The most important one of these functions is cst_callbacks.visit(), which is overloaded by every node type and performs required thread-local operations.

Next let’s discuss how the callbacks objects are provided information about the kernel setup and user-defined parameters. This information comes from two sources. Information about the kernel setup (the problem shape, CTA and epilogue tile sizes, tiled copies and MMAs, and so on) is passed as input to evt.get_consumer_store_callbacks() and evt.get_producer_load_callbacks() in the form of flat structs ConsumerStoreArgs and ProducerLoadArgs. As the thread index is one of these arguments, the callbacks objects must be constructed inside the kernel.

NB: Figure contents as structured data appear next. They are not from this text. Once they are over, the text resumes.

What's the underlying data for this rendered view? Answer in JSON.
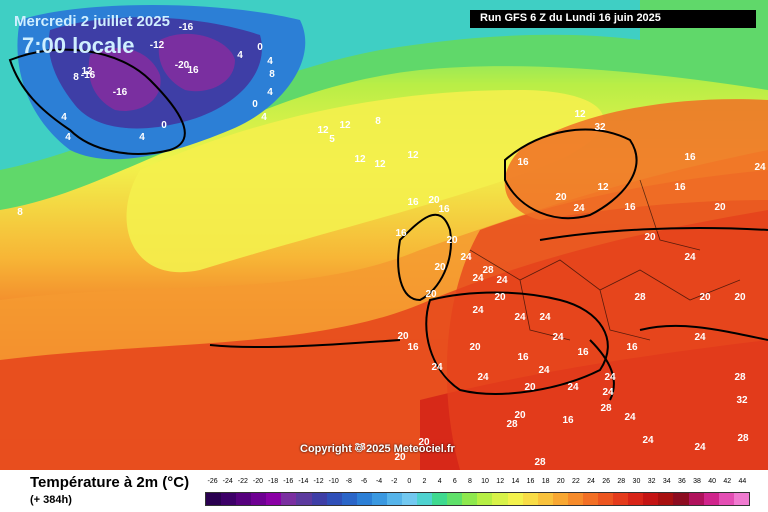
{
  "header": {
    "date": "Mercredi 2 juillet 2025",
    "time": "7:00 locale",
    "run": "Run GFS 6 Z du Lundi 16 juin 2025"
  },
  "copyright": "Copyright © 2025 Meteociel.fr",
  "footer": {
    "variable": "Température à 2m (°C)",
    "lead_time": "(+ 384h)"
  },
  "legend": {
    "labels": [
      "-26",
      "-24",
      "-22",
      "-20",
      "-18",
      "-16",
      "-14",
      "-12",
      "-10",
      "-8",
      "-6",
      "-4",
      "-2",
      "0",
      "2",
      "4",
      "6",
      "8",
      "10",
      "12",
      "14",
      "16",
      "18",
      "20",
      "22",
      "24",
      "26",
      "28",
      "30",
      "32",
      "34",
      "36",
      "38",
      "40",
      "42",
      "44"
    ],
    "colors": [
      "#2a0050",
      "#3d0068",
      "#56007d",
      "#6e0092",
      "#8a00a5",
      "#7a2fa0",
      "#5c3a9e",
      "#3e3ea6",
      "#2f4fb8",
      "#2a65c8",
      "#2c7fd6",
      "#3a98e0",
      "#56b4ea",
      "#72c8f0",
      "#4fd2d0",
      "#3ed98f",
      "#5fe06a",
      "#8ee84e",
      "#b6ef45",
      "#d8f249",
      "#f3f24d",
      "#f8dc46",
      "#f9c23c",
      "#f8a732",
      "#f68b2b",
      "#f26f25",
      "#ec5520",
      "#e43b1c",
      "#d82418",
      "#c41414",
      "#a81010",
      "#8c0c20",
      "#b0125c",
      "#d0248c",
      "#e44eb4",
      "#f07ad0"
    ]
  },
  "isotherms": [
    "-16",
    "-12",
    "-16",
    "-20",
    "16",
    "-16",
    "12",
    "8",
    "4",
    "4",
    "0",
    "4",
    "4",
    "0",
    "4",
    "8",
    "4",
    "0",
    "4",
    "12",
    "8",
    "12",
    "5",
    "12",
    "12",
    "12",
    "8",
    "16",
    "16",
    "20",
    "24",
    "20",
    "16",
    "20",
    "24",
    "28",
    "20",
    "24",
    "24",
    "24",
    "24",
    "20",
    "16",
    "24",
    "20",
    "20",
    "16",
    "24",
    "16",
    "20",
    "24",
    "24",
    "24",
    "16",
    "20",
    "24",
    "28",
    "24",
    "12",
    "16",
    "20",
    "24",
    "32",
    "28",
    "24",
    "24",
    "28",
    "20",
    "28",
    "20",
    "16",
    "12",
    "16",
    "20",
    "24",
    "20",
    "20",
    "16",
    "20",
    "24",
    "16",
    "32",
    "28",
    "28",
    "24",
    "24",
    "28"
  ]
}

Runtime data, such as scalars, additional operator parameters, and pointers to aux matrices, is wrapped in a nested Arguments struct as shown above, and used to initialize an object whose type is the given EVT. In GEMM kernels constructed by the CollectiveBuilder, this all takes place in the function call

gemm.initialize(arguments, workspace_ptr);

The arguments here are arguments to the entire GEMM, a nested struct containing the arguments to the EVT. A typical arguments would look like

typename Gemm::Arguments arguments{
    cutlass::gemm::GemmUniversalMode::kGemm, // GEMM mode (batched, grouped, // etc.)
    problem_size,
    {block_A.get(), stride_A,                // pointers and strides for mainloop
      block_B.get(), stride_B},
    {epilogue_fusion_args,                   // arguments to EVT
      block_C.get(), stride_C,                // pointers and strides for epilogue
      block_D.get(), stride_D},
    hw_info                                  // hardware info
};

Meanwhile, workspace_ptr points to a GMEM allocation used for additional workspace. Currently, this is workspace is only used by reduction nodes (so for an EVT that performs no reductions, a null pointer can be passed). The required size can be calculated by

size_t workspace_size = Gemm::get_workspace_size(arguments);

When gemm.initialize() is called, two things happen:

  • The host-side Arguments struct is recursively converted into device-side Params, by means of various functions called .to_underlying_arguments(). As an example, the caller will pass in the addresses and strides of A, B, C, and D, and any auxiliary tensors used by the EVT. At this point, these are internally converted to TMA descriptors. These Params will later be used to initialize an EVT object inside the kernel.
  • Any EVT nodes that require workspace are assigned a piece of the previously-allocated workspace.

Equipped with this knowledge, we can also get custom kernels to interact with CUTLASS’s epilogue visitor trees outside of its CollectiveBuilder interface. This basically entails:

  • Converting host-side arguments to device-side parameters using .to_underlying_arguments(), and using these to initialize an EVT object.
  • Initializing ConsumerStoreCallbacks and/or ProducerStoreCallbacks from the EVT object and kernel setup information.
  • Adding calls to the callbacks member functions at appropriate points in the epilogue.

In particular, note that each type of node only overloads some of the callbacks methods — and thus it’s possible to introduce partial support for EVT into a kernel by incorporating some of these calls. As a basic example of this, we’ve added partial support for EVT to the sm90 kernel constructed for a previous blog post. The example is available on our GitHub repo. This kernel only calls cst_callbacks.begin(), cst_callbacks.visit(), and cst_callbacks.end(). That’s already enough to support any epilogue consisting of scalar and column broadcasts, elementwise operations, and scalar reductions — including the earlier binary cross-entropy loss example!